Graduate admissions is competitive. Even the most proactive and organized applicants need help with their resumes, essays, and financial aid applications. Add the complexities of being an international applicant, and the whole process can become intimidating. As someone who applied to SIPA last year as an international applicant, I’ve decided to write about my thoughts and experiences while my memory of them remains. I hope that by reading about my experience, it’ll help prepare other students who have similar backgrounds.

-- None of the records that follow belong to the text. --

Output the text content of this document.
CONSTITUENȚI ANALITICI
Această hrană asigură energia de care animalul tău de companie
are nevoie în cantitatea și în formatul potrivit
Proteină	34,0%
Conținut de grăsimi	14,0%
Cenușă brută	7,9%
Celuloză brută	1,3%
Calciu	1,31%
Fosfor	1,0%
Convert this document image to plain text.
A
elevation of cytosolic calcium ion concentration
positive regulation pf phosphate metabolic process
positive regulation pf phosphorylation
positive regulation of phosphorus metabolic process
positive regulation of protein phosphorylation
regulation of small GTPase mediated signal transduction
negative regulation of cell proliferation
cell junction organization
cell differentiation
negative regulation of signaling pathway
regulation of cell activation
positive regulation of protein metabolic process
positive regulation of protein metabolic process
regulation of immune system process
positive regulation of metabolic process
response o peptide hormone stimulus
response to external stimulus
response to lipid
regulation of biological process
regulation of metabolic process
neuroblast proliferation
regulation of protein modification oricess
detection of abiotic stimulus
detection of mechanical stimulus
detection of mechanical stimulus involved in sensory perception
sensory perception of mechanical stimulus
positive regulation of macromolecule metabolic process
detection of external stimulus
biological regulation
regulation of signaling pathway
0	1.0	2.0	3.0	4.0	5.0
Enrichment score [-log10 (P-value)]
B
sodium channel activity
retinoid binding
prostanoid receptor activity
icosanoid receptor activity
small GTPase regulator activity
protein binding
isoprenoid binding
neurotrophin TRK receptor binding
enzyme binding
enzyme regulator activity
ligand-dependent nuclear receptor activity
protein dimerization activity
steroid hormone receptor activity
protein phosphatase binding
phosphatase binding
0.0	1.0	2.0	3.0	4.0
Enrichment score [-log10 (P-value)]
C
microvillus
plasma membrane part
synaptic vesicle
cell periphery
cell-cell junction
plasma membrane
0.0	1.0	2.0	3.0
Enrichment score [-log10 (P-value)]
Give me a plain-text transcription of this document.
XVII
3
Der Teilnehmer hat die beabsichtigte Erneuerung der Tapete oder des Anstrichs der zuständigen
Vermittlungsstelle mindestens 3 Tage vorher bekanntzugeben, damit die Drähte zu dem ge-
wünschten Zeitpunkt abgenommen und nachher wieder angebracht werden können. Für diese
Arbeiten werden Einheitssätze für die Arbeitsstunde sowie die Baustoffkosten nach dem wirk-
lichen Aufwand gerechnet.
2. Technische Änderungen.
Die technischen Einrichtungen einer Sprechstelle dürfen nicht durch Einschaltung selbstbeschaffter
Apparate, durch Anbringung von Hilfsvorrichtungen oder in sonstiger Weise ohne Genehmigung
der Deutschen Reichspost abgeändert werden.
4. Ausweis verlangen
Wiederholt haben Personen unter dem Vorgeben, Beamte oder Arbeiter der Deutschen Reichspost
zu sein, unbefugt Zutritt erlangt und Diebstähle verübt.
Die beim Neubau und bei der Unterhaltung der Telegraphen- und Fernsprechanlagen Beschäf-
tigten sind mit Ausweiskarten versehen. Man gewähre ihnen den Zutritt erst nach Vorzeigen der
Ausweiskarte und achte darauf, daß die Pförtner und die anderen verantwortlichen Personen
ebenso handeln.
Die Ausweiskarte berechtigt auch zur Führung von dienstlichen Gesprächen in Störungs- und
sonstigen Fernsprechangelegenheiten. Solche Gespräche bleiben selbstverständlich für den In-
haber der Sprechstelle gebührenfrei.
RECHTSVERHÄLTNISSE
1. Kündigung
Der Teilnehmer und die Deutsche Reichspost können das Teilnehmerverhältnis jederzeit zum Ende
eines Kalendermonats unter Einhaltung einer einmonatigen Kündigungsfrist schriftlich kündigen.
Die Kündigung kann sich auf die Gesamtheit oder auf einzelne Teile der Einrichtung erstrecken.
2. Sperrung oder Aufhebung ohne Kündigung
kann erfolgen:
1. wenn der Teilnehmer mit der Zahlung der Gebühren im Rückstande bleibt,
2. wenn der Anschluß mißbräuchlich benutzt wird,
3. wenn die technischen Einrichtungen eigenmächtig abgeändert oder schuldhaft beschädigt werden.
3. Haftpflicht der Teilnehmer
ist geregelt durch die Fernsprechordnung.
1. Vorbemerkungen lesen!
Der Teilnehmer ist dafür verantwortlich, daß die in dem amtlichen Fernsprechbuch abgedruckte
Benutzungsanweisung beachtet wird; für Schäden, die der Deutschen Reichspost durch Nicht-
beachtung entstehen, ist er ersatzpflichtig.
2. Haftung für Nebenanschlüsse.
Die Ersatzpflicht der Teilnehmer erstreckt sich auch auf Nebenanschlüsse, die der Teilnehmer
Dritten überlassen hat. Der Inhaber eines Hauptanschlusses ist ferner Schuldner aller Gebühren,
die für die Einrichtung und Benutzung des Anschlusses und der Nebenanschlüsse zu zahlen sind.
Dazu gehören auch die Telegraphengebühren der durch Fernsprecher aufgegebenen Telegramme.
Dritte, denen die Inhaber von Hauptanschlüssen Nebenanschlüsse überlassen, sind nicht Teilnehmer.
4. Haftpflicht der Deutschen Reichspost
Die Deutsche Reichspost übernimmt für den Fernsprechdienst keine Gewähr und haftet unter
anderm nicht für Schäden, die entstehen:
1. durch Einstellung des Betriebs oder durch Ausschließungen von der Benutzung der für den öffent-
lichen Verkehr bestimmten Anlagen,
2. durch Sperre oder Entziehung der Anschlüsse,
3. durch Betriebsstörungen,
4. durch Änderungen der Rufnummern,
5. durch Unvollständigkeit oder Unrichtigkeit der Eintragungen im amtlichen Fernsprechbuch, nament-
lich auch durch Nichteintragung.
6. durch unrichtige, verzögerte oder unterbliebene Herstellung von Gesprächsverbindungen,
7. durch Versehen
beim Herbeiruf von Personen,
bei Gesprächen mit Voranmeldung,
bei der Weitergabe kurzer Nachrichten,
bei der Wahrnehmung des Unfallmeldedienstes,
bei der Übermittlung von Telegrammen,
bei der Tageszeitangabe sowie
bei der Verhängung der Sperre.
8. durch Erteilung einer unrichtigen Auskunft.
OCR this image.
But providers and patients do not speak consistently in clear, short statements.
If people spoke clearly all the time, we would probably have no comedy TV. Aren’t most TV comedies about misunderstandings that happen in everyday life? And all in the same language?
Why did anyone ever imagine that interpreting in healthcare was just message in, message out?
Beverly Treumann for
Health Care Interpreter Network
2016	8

Here are my recommendations for international applicants.

Start preparing early
I wish I knew about the application process much earlier so that I could make plans ahead of it and get things done in a more organized way. In order to get into a prestigious and competitive school, you might want your scores to look “pretty.” So did I. I started planning to take GRE and TOEFL tests in late June, but I wasn’t prepared for the great “demand” of taking these tests in my home country, China. As a result, I could not sit for both exams until two months later, and I had to take both exams in one week. Fortunately, the results were good, which gave me some relief. So, my suggestion for new applicants is to really start preparing early, especially for the GRE and TOEFL tests if you do not feel confident of them. And give yourself three to four months to prepare all the required documents listed on the checklist so that you won’t drive yourself nuts.

Use your resources wisely
Living in another country prevents many applicants from visiting SIPA prior to applying, which can be beneficial as you can meet with admissions staff in person. I personally found it very helpful to access resources that are available online and around myself: if read carefully, you will find SIPA’s website (and this blog) provides all kinds of useful information for the application, as well as some information you might be interested in. Additionally, you can always seek help from the admissions office’s email (sipa_admission@columbia.edu) for personalized questions. I also spoke with one alumna in my home country about her advice for application and her opinion on SIPA. She provided me with great insights on what I can get out of the two years and encouraged me to pursue my graduate study at the school. While SIPA alumni are located across 155 different countries, it might still be hard to find alumni in your area. So it is useful to know that SIPA also provides applicants with chances to connect with its current students through its website.

Translate all parts of your application
I found myself lucky since my college offers official translated transcripts. Meanwhile, my recommenders were comfortable with writing letters of recommendation in English. However, some international applicants may have materials that are not in English, which should always be translated and notarized. For this concern, some appropriate ways to get things done: send them to an accredited translator, or have a service like World Education Services translate the documents when they evaluate your materials. Which gets back to my first point: since translation can take several weeks, you really want to start preparing for it early!

Stay calm and be optimistic!
“What’s the chance for international students being admitted, or offered a fellowship at SIPA?” is a question I hear from other applicants often. It turns out that SIPA cares more about your personal goals and professional and academic background than which country you came from. In fact, in my opinion, SIPA has a relatively high acceptance rate of international students. (More than 50 percent of the student body is international!) Therefore, I strongly recommend international applicants to impress the Admission Committee with your unique experiences and thoughts, instead of worrying too much.